IT’S been a week of heavyweight woe, dominated not by action in the ring but by a fight we won’t be seeing, at least not any time soon. Just when anticipation for Wladimir Klitschko versus Tyson Fury reached fever pitch, after an extraordinary press conference that featured Tyson charging around in a Batman costume, heavyweight champion Klitschko has postponed the fight due to a minor injury. It is a letdown, the fight would surely have delivered excitement in the ring, not to mention entertainment beyond the ropes.

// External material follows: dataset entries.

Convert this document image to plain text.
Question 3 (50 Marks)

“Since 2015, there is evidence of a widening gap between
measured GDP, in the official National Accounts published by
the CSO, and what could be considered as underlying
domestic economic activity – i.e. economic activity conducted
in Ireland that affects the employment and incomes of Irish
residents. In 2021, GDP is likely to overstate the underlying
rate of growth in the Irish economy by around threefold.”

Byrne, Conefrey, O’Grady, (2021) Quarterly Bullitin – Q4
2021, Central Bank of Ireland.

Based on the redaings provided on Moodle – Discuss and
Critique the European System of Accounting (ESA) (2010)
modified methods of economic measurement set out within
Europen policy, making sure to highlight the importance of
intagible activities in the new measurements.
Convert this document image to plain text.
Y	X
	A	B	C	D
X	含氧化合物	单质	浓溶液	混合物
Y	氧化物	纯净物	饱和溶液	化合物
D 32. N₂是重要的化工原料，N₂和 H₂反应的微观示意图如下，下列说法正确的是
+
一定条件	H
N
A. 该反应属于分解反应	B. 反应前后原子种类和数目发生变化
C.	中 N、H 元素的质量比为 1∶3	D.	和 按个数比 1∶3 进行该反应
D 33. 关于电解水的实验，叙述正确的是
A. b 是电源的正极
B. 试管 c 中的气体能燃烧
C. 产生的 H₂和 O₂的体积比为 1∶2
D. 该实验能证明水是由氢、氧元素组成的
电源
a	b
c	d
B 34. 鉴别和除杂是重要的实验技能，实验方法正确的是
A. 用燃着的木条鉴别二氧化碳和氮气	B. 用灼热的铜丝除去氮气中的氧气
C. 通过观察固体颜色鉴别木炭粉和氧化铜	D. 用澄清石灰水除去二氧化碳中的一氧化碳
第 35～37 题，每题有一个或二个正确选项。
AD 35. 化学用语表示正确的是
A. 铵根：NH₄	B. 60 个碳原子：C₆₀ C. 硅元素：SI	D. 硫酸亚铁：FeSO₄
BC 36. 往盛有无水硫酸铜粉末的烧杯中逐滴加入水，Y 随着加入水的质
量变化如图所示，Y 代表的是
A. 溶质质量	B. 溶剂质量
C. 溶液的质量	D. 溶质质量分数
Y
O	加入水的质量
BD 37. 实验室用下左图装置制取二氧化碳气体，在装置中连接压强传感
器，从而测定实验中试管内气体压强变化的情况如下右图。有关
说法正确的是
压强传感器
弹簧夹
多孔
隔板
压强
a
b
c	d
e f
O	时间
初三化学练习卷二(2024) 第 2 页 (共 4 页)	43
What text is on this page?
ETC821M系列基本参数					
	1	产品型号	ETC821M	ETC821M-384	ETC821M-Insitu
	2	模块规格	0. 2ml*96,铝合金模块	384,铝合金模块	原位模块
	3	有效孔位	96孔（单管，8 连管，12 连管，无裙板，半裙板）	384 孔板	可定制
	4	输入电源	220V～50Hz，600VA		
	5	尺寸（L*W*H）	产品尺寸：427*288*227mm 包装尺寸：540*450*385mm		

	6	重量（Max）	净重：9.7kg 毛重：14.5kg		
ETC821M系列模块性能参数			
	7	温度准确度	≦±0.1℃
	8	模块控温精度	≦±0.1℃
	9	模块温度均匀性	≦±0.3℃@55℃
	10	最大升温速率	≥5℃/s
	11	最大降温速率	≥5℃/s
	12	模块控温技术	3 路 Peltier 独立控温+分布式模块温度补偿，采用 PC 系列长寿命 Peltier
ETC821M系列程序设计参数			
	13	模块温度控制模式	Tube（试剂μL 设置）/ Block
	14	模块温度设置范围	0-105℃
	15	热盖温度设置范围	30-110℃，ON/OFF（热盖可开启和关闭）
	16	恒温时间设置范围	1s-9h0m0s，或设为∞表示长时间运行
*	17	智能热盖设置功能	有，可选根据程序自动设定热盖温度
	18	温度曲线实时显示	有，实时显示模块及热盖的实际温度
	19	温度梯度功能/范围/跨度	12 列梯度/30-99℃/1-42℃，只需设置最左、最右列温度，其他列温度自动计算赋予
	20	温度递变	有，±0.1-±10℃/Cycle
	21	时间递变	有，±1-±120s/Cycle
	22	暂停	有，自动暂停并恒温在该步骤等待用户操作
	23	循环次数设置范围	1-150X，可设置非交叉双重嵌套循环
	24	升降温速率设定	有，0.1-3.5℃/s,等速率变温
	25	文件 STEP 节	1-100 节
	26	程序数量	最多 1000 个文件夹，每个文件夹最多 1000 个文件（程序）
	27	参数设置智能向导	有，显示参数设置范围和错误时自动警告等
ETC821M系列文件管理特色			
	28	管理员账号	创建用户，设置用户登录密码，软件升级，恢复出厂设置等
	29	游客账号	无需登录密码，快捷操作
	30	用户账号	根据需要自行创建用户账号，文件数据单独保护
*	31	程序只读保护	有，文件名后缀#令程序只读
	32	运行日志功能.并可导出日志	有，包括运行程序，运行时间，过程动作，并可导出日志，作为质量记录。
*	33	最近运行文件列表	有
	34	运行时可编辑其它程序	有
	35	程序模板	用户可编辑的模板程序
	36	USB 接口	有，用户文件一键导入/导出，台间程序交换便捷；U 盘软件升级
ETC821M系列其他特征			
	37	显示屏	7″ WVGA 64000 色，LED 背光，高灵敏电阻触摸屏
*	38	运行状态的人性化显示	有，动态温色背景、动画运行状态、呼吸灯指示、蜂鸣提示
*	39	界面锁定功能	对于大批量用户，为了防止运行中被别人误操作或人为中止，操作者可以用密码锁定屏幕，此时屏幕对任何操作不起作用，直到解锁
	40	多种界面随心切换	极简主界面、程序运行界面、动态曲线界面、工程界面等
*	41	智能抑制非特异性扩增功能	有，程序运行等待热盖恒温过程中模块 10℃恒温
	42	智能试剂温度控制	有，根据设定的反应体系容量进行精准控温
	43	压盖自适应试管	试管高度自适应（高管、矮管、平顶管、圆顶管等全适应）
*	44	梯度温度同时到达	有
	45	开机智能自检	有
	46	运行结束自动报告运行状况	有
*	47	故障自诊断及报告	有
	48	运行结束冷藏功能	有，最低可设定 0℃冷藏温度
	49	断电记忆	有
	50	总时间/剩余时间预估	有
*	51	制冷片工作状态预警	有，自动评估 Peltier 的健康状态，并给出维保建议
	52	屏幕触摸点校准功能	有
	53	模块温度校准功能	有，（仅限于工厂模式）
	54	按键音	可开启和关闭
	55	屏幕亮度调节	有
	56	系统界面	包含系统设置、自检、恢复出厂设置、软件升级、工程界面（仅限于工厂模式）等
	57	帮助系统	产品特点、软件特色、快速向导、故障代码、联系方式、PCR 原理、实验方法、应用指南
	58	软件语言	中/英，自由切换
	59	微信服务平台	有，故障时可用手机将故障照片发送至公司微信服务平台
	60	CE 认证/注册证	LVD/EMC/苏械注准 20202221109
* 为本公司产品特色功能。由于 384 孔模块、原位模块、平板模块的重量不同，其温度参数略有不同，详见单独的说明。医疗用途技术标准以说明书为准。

One heavyweight title that was contested over the weekend was Deontay Wilder’s WBC belt. Wilder set about Johann Duhaupas, eventually battering down the gritty Frenchman in 11 rounds. It was the stoppage win the champion needed but the buzz around the loud American is diminishing. At the start of the year when he beat Bermane Stiverne to win the crown, Wilder looked just the man to usher in the new age heavyweights. But the excitement is starting to fade. That’s the peril of selecting sub par opposition. Eric Molina was forgivable for an easy first defence, a homecoming for Wilder as he brought heavyweight boxing to Alabama. But then he decided to do it all again on September 26, fighting the profoundly unknown Johann Duhaupas. The latter’s claim to fame is a majority decision win over Manuel Charr, no world beater himself, though to credit the brave Frenchman he withstood a lot of what Wilder threw at him. Deontay has power – the only man to go the distance with him was former WBC champ Stiverne – but it is a wild, clubbing force which he brings to bear. He needs more. Wladimir Klitschko, the unified champion, is the epitome of efficiency. Britain’s rising star, Anthony Joshua, though in early stage of his professional career, is generating excitement not just because he has power but because, so far, when he’s had someone going he’s ruthlessly finished the fight. Plus, his level of opposition hasn’t been too dissimilar from Wilder’s general standard of opponent. It means you have to wonder whether the American is, so to speak, a world class finisher.

The only way we’ll find out he is when he takes on a welcome higher standard of challenger.

Also in action Frank Buglioni showed he has the power, when someone lets him land. He dropped Fedor Chudinov, though only when he hit the Russian after the bell. Chudinov was in charge but the brave Briton did well to go the distance. Power, I suppose, is nothing without control.